Numerical analysis of nonlinear eigenvalue problems

We provide a priori error estimates for variational approximations of the ground state eigenvalue and eigenvector of nonlinear elliptic eigenvalue problems of the form $-{div} (A\nabla u) + Vu + f(u^2) u = λu$, $\|u\|_{L^2}=1$. We focus in particular on the Fourier spectral approximation (for periodic problems) and on the $¶_1$ and $¶_2$ finite-element discretizations.
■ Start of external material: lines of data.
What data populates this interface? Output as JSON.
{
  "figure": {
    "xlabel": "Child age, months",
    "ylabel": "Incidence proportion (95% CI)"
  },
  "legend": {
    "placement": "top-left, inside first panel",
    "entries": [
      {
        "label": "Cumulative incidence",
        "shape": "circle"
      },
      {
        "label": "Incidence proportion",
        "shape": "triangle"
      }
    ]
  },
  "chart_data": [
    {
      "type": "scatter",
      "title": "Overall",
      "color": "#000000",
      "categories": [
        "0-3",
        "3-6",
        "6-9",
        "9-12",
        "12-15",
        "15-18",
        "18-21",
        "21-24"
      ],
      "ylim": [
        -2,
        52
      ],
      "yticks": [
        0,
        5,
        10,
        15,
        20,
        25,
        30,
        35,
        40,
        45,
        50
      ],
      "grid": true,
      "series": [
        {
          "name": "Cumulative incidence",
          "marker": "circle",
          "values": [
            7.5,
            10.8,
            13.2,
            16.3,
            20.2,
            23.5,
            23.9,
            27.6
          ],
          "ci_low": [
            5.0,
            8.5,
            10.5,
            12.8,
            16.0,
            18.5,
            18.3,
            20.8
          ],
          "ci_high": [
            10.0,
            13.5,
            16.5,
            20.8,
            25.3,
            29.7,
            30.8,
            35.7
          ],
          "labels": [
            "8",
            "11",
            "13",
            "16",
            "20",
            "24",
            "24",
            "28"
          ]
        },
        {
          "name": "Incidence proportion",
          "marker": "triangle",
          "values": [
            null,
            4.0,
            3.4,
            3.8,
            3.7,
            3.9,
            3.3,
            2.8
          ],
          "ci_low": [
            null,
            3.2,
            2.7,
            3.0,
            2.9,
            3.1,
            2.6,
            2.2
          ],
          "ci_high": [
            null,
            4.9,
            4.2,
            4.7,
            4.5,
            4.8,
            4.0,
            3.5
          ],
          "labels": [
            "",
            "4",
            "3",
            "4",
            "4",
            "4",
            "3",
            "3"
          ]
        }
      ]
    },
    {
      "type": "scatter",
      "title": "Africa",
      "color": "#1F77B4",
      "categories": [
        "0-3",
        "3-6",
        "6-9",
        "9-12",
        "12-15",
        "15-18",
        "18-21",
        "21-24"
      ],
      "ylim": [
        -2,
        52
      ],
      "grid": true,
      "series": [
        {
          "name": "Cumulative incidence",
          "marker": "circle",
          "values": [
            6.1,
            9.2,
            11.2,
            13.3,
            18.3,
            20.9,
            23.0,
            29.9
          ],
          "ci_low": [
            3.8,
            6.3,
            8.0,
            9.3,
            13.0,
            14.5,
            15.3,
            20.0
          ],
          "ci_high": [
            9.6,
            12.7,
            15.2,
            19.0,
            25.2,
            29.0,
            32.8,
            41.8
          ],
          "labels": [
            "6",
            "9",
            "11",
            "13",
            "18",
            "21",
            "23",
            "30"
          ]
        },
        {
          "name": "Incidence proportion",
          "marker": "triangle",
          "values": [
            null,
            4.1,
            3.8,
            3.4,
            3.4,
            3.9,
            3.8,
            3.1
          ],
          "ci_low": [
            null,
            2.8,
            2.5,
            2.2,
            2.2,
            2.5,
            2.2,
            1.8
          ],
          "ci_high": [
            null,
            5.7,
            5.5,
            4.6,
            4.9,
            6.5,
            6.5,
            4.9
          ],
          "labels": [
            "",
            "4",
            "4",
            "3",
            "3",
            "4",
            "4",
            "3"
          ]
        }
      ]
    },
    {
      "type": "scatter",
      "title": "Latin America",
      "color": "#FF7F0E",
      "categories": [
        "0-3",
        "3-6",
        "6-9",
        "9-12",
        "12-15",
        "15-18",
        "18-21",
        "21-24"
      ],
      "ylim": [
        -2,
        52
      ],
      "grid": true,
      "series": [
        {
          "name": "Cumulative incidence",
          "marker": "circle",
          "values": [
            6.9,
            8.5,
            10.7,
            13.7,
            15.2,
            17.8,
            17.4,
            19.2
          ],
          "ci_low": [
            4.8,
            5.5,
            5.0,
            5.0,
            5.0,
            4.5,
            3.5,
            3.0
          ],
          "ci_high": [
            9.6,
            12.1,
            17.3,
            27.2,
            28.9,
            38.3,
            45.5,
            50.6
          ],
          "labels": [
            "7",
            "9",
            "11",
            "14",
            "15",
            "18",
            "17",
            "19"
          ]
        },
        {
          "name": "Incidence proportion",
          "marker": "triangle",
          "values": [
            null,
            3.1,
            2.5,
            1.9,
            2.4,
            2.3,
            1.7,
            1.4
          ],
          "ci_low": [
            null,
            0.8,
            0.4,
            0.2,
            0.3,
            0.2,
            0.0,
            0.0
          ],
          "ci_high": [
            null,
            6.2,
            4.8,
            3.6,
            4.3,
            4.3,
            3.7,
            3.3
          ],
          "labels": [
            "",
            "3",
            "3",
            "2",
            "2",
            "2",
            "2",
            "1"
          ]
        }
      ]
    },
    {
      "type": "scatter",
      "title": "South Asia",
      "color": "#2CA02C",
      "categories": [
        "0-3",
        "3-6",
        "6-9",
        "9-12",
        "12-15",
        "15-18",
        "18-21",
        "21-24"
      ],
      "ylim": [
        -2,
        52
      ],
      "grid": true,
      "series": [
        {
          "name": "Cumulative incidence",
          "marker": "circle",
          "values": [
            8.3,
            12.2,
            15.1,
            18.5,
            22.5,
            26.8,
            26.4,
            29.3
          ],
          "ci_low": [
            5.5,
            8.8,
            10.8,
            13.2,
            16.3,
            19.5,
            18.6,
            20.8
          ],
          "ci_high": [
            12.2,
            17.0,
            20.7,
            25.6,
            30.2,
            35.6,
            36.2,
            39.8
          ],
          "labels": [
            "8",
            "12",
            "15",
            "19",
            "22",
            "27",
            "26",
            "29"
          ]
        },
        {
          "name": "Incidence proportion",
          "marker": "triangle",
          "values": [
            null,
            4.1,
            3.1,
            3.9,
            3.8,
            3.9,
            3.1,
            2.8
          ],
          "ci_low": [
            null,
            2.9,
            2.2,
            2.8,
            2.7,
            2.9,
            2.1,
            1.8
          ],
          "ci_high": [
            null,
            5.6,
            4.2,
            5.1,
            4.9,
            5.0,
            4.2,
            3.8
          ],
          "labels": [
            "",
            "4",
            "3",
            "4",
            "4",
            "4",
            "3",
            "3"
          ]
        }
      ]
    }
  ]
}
Denoting by $(u_δ,λ_δ)$ a variational approximation of the ground state eigenpair $(u,λ)$, we are interested in the convergence rates of $\|u_δ-u\|_{H^1}$, $\|u_δ-u\|_{L^2}$ and $|λ_δ-λ|$, when the discretization parameter $δ$ goes to zero. We prove that if $A$, $V$ and $f$ satisfy certain conditions, $|λ_δ-λ|$ goes to zero as $\|u_δ-u\|_{H^1}^2+\|u_δ-u\|_{L^2}$. We also show that under more restrictive assumptions on $A$, $V$ and $f$, $|λ_δ-λ|$ converges to zero as $\|u_δ-u\|_{H^1}^2$, thus recovering a standard result for {\em linear} elliptic eigenvalue problems. For the latter analysis, we make use of estimates of the error $u_δ-u$ in negative Sobolev norms.